Nasseri, K, Shami, S, Shirmohammadi, M, Sarshivi, F, Ghadami, N
Acta bio-medica : Atenei Parmensis. 2017;(3):276-280
Abstract
BACKGROUND AND AIM OF THE WORK Succinylcholine is still included as drugs favored by anesthetists because of its rapid onset and short duration of action. However, it can bring about complications such as hyperkalemia and increased serum creatine phosphokinase (CPK). This study aims at evaluating the effects of remifentanil on succinylcholine-induced postoperative changes in serum potassium and CPK. METHODS In this study, 59 patients with short term lower abdominal surgery were randomly divided into two groups. In the first group (control group), 2 ml normal saline was used before injecting anesthetic drugs while in the second group (study group), 1 mcg/kg of remifentanil was injected. The patients were anesthetized with a combination of fentanyl (1 mg/kg) and propofol (2 mg/kg). Besides, succinylcholine (1.5 mg/kg) was used for muscle relaxation and tracheal intubation. Serum potassium (before and 5 min after tracheal intubation), CPK (before anesthetic injection and 24 h after surgery) and hemodynamic parameters (including systolic, diastolic and mean arterial blood pressure and heart rate) were recorded. RESULTS Serum levels of potassium and CPK before and after induction of anesthesia showed no significant difference in both groups.

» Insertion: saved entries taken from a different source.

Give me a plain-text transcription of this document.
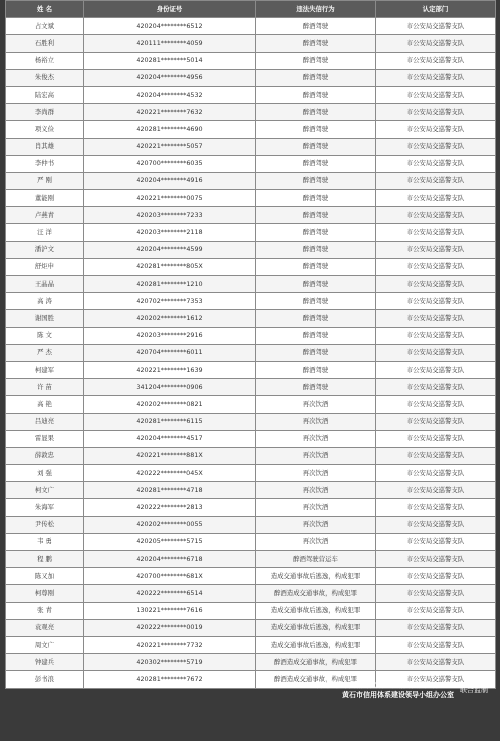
姓 名	身份证号	违法失信行为	认定部门
占文斌	420204********6512	醉酒驾驶	市公安局交巡警支队
石胜利	420111********4059	醉酒驾驶	市公安局交巡警支队
杨裕立	420281********5014	醉酒驾驶	市公安局交巡警支队
朱俊杰	420204********4956	醉酒驾驶	市公安局交巡警支队
陆宏高	420204********4532	醉酒驾驶	市公安局交巡警支队
李尚群	420221********7632	醉酒驾驶	市公安局交巡警支队
项义俭	420281********4690	醉酒驾驶	市公安局交巡警支队
肖其雄	420221********5057	醉酒驾驶	市公安局交巡警支队
李仲书	420700********6035	醉酒驾驶	市公安局交巡警支队
严 刚	420204********4916	醉酒驾驶	市公安局交巡警支队
董能刚	420221********0075	醉酒驾驶	市公安局交巡警支队
卢燕青	420203********7233	醉酒驾驶	市公安局交巡警支队
汪 洋	420203********2118	醉酒驾驶	市公安局交巡警支队
潘沪文	420204********4599	醉酒驾驶	市公安局交巡警支队
舒炬申	420281********805X	醉酒驾驶	市公安局交巡警支队
王晶晶	420281********1210	醉酒驾驶	市公安局交巡警支队
高 涛	420702********7353	醉酒驾驶	市公安局交巡警支队
谢国胜	420202********1612	醉酒驾驶	市公安局交巡警支队
陈 文	420203********2916	醉酒驾驶	市公安局交巡警支队
严 杰	420704********6011	醉酒驾驶	市公安局交巡警支队
柯建军	420221********1639	醉酒驾驶	市公安局交巡警支队
许 苗	341204********0906	醉酒驾驶	市公安局交巡警支队
高 艳	420202********0821	再次饮酒	市公安局交巡警支队
吕迪亮	420281********6115	再次饮酒	市公安局交巡警支队
雷显果	420204********4517	再次饮酒	市公安局交巡警支队
薛敦忠	420221********881X	再次饮酒	市公安局交巡警支队
刘 强	420222********045X	再次饮酒	市公安局交巡警支队
柯文广	420281********4718	再次饮酒	市公安局交巡警支队
朱海军	420222********2813	再次饮酒	市公安局交巡警支队
尹传松	420202********0055	再次饮酒	市公安局交巡警支队
韦 勇	420205********5715	再次饮酒	市公安局交巡警支队
程 鹏	420204********6718	醉酒驾驶营运车	市公安局交巡警支队
陈又加	420700********681X	造成交通事故后逃逸，构成犯罪	市公安局交巡警支队
柯尊刚	420222********6514	醉酒造成交通事故，构成犯罪	市公安局交巡警支队
张 青	130221********7616	造成交通事故后逃逸，构成犯罪	市公安局交巡警支队
袁观亮	420222********0019	造成交通事故后逃逸，构成犯罪	市公安局交巡警支队
周文广	420221********7732	造成交通事故后逃逸，构成犯罪	市公安局交巡警支队
钟建兵	420302********5719	醉酒造成交通事故，构成犯罪	市公安局交巡警支队
彭书浪	420281********7672	醉酒造成交通事故，构成犯罪	市公安局交巡警支队
中共黄石市委精神文明建设指导委员会办公室
黄石市信用体系建设领导小组办公室
联合监制
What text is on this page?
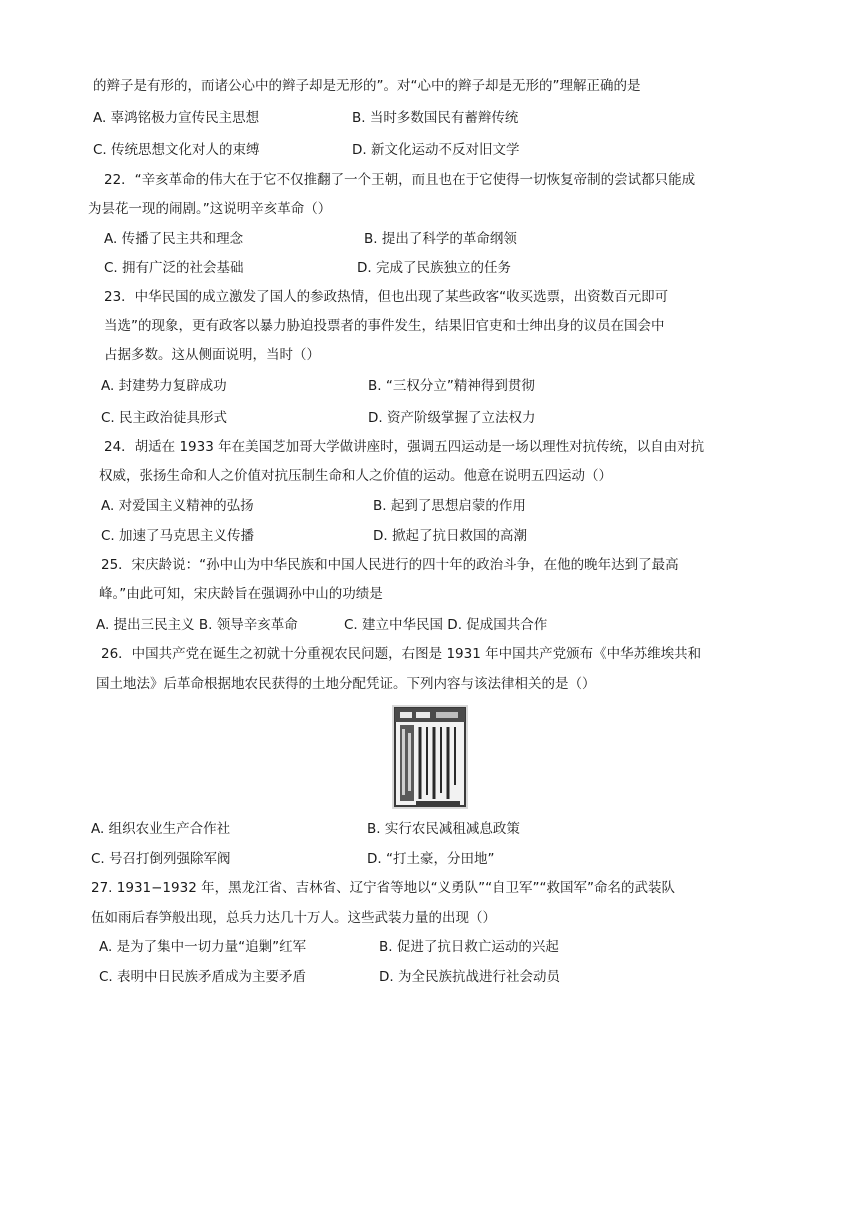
的辫子是有形的，而诸公心中的辫子却是无形的”。对“心中的辫子却是无形的”理解正确的是
A. 辜鸿铭极力宣传民主思想	B. 当时多数国民有蓄辫传统
C. 传统思想文化对人的束缚	D. 新文化运动不反对旧文学
22．“辛亥革命的伟大在于它不仅推翻了一个王朝，而且也在于它使得一切恢复帝制的尝试都只能成
为昙花一现的闹剧。”这说明辛亥革命（）
A. 传播了民主共和理念	B. 提出了科学的革命纲领
C. 拥有广泛的社会基础	D. 完成了民族独立的任务
23．中华民国的成立激发了国人的参政热情，但也出现了某些政客“收买选票，出资数百元即可
当选”的现象，更有政客以暴力胁迫投票者的事件发生，结果旧官吏和士绅出身的议员在国会中
占据多数。这从侧面说明，当时（）
A. 封建势力复辟成功	B. “三权分立”精神得到贯彻
C. 民主政治徒具形式	D. 资产阶级掌握了立法权力
24．胡适在 1933 年在美国芝加哥大学做讲座时，强调五四运动是一场以理性对抗传统，以自由对抗
权威，张扬生命和人之价值对抗压制生命和人之价值的运动。他意在说明五四运动（）
A. 对爱国主义精神的弘扬	B. 起到了思想启蒙的作用
C. 加速了马克思主义传播	D. 掀起了抗日救国的高潮
25．宋庆龄说：“孙中山为中华民族和中国人民进行的四十年的政治斗争，在他的晚年达到了最高
峰。”由此可知，宋庆龄旨在强调孙中山的功绩是
A. 提出三民主义 B. 领导辛亥革命	C. 建立中华民国 D. 促成国共合作
26．中国共产党在诞生之初就十分重视农民问题，右图是 1931 年中国共产党颁布《中华苏维埃共和
国土地法》后革命根据地农民获得的土地分配凭证。下列内容与该法律相关的是（）
A. 组织农业生产合作社	B. 实行农民减租减息政策
C. 号召打倒列强除军阀	D. “打土豪，分田地”
27. 1931−1932 年，黑龙江省、吉林省、辽宁省等地以“义勇队”“自卫军”“救国军”命名的武装队
伍如雨后春笋般出现，总兵力达几十万人。这些武装力量的出现（）
A. 是为了集中一切力量“追剿”红军	B. 促进了抗日救亡运动的兴起
C. 表明中日民族矛盾成为主要矛盾	D. 为全民族抗战进行社会动员
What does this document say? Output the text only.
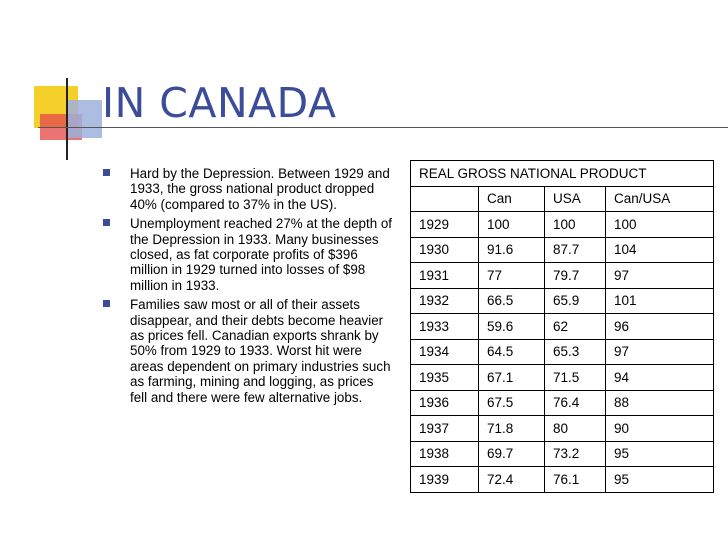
IN CANADA
Hard by the Depression. Between 1929 and 1933, the gross national product dropped 40% (compared to 37% in the US).
Unemployment reached 27% at the depth of the Depression in 1933. Many businesses closed, as fat corporate profits of $396 million in 1929 turned into losses of $98 million in 1933.
Families saw most or all of their assets disappear, and their debts become heavier as prices fell. Canadian exports shrank by 50% from 1929 to 1933. Worst hit were areas dependent on primary industries such as farming, mining and logging, as prices fell and there were few alternative jobs.
REAL GROSS NATIONAL PRODUCT			
	Can	USA	Can/USA
1929	100	100	100
1930	91.6	87.7	104
1931	77	79.7	97
1932	66.5	65.9	101
1933	59.6	62	96
1934	64.5	65.3	97
1935	67.1	71.5	94
1936	67.5	76.4	88
1937	71.8	80	90
1938	69.7	73.2	95
1939	72.4	76.1	95
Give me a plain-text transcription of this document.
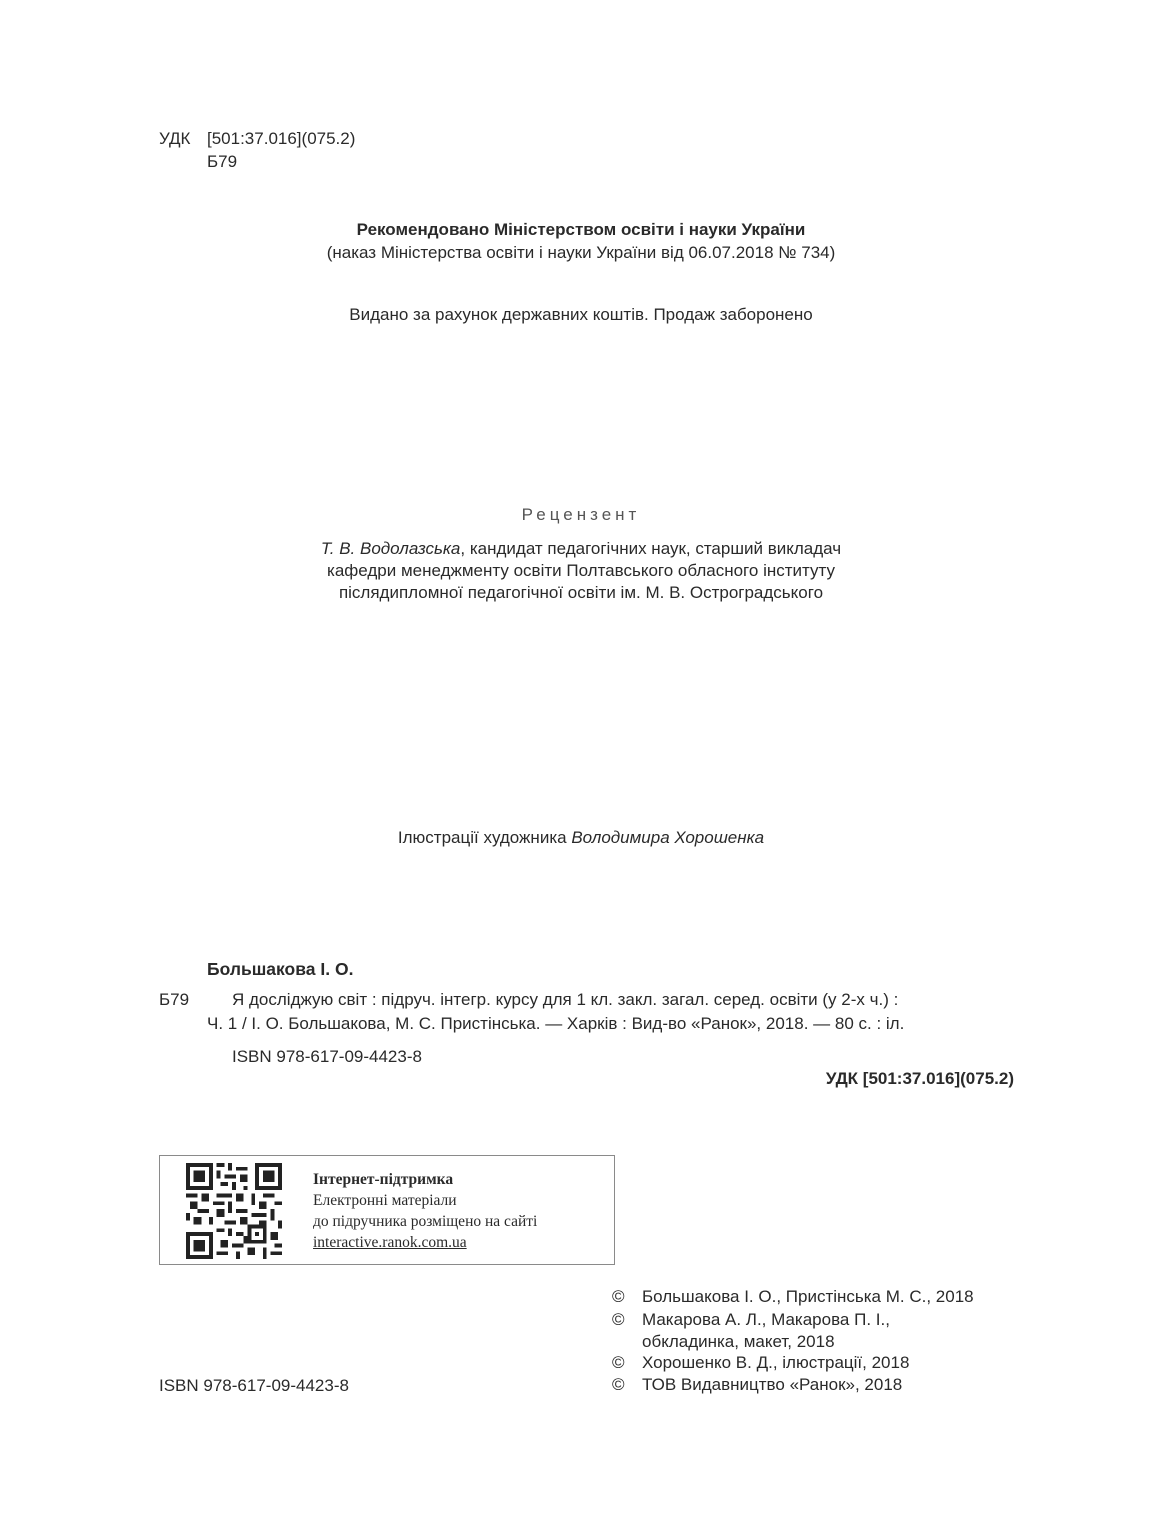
УДК [501:37.016](075.2)
Б79
Рекомендовано Міністерством освіти і науки України
(наказ Міністерства освіти і науки України від 06.07.2018 № 734)
Видано за рахунок державних коштів. Продаж заборонено
Рецензент
Т. В. Водолазська, кандидат педагогічних наук, старший викладач
кафедри менеджменту освіти Полтавського обласного інституту
післядипломної педагогічної освіти ім. М. В. Остроградського
Ілюстрації художника Володимира Хорошенка
Большакова І. О.
Б79	Я досліджую світ : підруч. інтегр. курсу для 1 кл. закл. загал. серед. освіти (у 2-х ч.) :
Ч. 1 / І. О. Большакова, М. С. Пристінська. — Харків : Вид-во «Ранок», 2018. — 80 с. : іл.
ISBN 978-617-09-4423-8
УДК [501:37.016](075.2)
Інтернет-підтримка
Електронні матеріали
до підручника розміщено на сайті
interactive.ranok.com.ua
ISBN 978-617-09-4423-8
© Большакова І. О., Пристінська М. С., 2018
© Макарова А. Л., Макарова П. І.,
обкладинка, макет, 2018
© Хорошенко В. Д., ілюстрації, 2018
© ТОВ Видавництво «Ранок», 2018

Systolic, diastolic, and mean arterial blood pressure and heart rate in both groups after induction significantly changed. Compared to saline, remifentanil significantly stabilized hemodynamic changes after intubation. CONCLUSIONS The results suggest that remifentanil has no prophylactic effect on succinylcholine-induced CPK and potassium levels. However, it improves stability of hemodynamic variables.